Physiologic breakthroughs in the agreement of pain signaling and inflammation are currently happening at a rapid charge per unit and it is probable that in time we may be able to improve decipher which non-obstructing stones are truly responsible for symptoms. Notwithstanding, until so, such scenarios will continue to be a commonly encountered clinical complexity for urologists.
For the time being I would still abet consideration of culling causes of pain in such situations including urinary infection, obstruction and malignancy. A conscientious history is critical to rule out not-urologic sources such as pathology within the musculoskeletal, pulmonary, gynecologic and gastrointestinal systems. Some other important chemical element of the history is whether the patient has previously passed a stone and if the current symptoms are similar to that experience.

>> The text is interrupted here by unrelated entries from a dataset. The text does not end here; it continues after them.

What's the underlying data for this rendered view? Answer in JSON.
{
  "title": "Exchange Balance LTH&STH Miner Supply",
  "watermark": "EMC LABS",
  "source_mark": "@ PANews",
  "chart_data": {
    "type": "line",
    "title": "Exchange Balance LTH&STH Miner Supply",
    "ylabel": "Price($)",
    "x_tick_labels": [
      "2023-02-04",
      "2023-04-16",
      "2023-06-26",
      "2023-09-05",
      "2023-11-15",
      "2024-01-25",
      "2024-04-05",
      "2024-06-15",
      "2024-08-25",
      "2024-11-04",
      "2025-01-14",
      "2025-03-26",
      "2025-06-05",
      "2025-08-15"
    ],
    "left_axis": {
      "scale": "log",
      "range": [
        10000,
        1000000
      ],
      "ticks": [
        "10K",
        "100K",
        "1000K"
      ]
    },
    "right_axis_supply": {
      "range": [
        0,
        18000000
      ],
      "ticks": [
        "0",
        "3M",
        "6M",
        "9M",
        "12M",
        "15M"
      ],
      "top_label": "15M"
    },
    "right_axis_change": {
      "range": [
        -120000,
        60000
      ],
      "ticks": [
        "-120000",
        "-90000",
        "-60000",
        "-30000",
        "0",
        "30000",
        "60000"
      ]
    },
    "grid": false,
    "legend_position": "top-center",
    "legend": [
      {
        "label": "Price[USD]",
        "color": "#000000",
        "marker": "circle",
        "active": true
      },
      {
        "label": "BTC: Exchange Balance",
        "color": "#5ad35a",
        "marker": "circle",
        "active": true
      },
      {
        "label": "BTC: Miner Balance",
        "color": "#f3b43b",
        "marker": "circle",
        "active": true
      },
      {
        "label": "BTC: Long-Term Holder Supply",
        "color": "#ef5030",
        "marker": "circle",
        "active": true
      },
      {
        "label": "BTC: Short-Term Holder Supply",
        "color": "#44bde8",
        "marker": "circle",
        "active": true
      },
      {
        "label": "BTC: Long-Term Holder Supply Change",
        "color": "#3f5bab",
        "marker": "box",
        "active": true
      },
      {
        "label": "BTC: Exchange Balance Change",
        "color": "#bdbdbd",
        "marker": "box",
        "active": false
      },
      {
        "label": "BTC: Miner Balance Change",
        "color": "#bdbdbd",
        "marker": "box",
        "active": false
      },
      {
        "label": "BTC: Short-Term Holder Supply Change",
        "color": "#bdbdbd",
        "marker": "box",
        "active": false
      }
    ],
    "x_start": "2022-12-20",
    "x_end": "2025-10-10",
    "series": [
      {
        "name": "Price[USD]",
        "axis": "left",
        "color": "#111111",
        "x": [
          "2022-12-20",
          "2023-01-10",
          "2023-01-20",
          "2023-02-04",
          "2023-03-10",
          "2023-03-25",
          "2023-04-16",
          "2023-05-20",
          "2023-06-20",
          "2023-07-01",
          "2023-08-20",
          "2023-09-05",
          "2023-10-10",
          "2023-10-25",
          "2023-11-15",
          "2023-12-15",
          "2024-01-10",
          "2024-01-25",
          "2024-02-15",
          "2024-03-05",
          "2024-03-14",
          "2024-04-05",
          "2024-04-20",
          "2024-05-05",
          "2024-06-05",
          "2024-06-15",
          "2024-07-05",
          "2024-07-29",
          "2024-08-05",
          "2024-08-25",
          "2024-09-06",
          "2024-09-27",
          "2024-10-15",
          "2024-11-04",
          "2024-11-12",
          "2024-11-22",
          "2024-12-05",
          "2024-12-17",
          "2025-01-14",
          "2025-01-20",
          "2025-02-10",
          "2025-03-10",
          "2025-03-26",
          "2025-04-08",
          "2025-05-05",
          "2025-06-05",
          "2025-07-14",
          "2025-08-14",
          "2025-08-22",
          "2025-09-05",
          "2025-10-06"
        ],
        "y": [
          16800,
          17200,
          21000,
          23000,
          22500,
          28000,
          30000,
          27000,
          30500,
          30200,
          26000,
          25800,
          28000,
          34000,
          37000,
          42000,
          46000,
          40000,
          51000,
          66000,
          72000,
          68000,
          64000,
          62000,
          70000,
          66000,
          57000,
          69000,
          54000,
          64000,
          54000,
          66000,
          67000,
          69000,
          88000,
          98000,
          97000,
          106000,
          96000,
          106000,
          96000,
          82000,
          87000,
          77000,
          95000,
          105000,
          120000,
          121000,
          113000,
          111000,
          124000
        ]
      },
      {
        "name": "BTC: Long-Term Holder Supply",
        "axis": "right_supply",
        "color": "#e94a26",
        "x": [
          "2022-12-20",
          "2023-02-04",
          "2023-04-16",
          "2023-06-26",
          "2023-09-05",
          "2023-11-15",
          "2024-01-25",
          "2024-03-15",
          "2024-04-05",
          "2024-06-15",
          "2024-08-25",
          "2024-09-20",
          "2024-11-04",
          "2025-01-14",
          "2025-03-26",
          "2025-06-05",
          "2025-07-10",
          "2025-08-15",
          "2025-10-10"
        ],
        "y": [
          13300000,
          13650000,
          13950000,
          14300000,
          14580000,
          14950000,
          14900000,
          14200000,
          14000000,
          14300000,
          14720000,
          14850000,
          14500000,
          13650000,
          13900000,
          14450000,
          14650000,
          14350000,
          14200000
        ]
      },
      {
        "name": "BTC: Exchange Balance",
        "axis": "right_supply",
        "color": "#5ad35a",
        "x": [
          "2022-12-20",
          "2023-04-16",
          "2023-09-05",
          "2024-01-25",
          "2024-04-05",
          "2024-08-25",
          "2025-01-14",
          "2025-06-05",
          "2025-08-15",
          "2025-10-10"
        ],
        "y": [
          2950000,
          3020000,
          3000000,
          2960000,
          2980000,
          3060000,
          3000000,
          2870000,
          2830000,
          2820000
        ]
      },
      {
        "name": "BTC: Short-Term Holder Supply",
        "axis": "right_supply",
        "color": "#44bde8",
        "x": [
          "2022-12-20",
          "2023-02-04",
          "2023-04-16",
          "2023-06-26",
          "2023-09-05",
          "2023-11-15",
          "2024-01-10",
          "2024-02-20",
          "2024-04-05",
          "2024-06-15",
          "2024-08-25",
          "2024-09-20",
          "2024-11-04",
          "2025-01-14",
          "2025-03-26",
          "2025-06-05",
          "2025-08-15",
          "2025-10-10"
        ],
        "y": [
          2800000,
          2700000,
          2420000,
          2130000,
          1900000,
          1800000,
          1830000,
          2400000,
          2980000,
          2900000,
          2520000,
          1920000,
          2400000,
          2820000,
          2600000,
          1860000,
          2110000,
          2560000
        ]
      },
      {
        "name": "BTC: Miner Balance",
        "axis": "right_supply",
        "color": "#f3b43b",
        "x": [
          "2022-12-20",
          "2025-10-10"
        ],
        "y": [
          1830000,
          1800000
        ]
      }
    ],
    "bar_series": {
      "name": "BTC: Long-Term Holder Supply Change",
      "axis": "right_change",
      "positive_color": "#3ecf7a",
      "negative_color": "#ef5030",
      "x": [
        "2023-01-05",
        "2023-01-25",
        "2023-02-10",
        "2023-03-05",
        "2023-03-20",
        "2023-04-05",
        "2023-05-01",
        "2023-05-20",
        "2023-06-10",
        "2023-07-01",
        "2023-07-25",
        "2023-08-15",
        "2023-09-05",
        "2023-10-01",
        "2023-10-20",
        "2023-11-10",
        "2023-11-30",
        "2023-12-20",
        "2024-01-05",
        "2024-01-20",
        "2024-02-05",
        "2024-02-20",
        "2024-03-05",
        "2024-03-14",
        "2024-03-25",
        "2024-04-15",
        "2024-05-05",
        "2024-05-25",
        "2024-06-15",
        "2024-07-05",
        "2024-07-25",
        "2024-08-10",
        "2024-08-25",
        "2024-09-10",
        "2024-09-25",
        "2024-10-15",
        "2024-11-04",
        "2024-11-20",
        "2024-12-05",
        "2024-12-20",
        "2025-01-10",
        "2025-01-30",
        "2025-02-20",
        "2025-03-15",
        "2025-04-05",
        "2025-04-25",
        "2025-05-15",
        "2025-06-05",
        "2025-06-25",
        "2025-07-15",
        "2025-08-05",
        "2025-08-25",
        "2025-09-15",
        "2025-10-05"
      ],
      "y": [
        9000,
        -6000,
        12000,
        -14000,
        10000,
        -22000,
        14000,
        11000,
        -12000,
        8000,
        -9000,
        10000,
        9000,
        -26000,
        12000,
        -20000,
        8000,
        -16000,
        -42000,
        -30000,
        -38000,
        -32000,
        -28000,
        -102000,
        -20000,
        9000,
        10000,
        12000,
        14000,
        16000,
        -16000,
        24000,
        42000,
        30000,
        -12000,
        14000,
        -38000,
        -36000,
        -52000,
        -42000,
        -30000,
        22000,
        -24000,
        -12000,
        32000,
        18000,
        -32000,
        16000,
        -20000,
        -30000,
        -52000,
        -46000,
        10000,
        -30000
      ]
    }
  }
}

In one case other explanations have been ruled out, offer stone removal is entirely reasonable. This not only has the potential to improve hurting but may likewise decrease the risk of futurity stone growth or spontaneous passage at a later date. In such instances, I prefer flexible ureteroscopy with stone removal to shock moving ridge lithotripsy. Commencement, ureteroscopy maximizes the likelihood that all stones can be identified and removed which is specially important in the event that pain persists after the procedure. 2nd, with ureteroscopy 1 tin inspect the inside of the kidney in high definition which has the potential to offering information not readily available on 10-rays and CT scans such as embedded stones, tissue calcifications, and other pathology ( Figure 4 ).
Figure iv – Loftier definition images obtained during renal endoscopy demonstrating tubular plugging (stones embedded in the kidney) (Courtesy: AE Evan, IMCD and BD plugs: Do they take a role in stone germination).
Finally, it is critical to establish realistic expectations before surgery in regards to hurting control. Our agreement of this concept is in development and the published literature suggesting a treatment response is express to relatively few patients. However, as scientific discipline and history have shown united states, merely because we don't fully sympathise the connection doesn't mean it doesn't exist.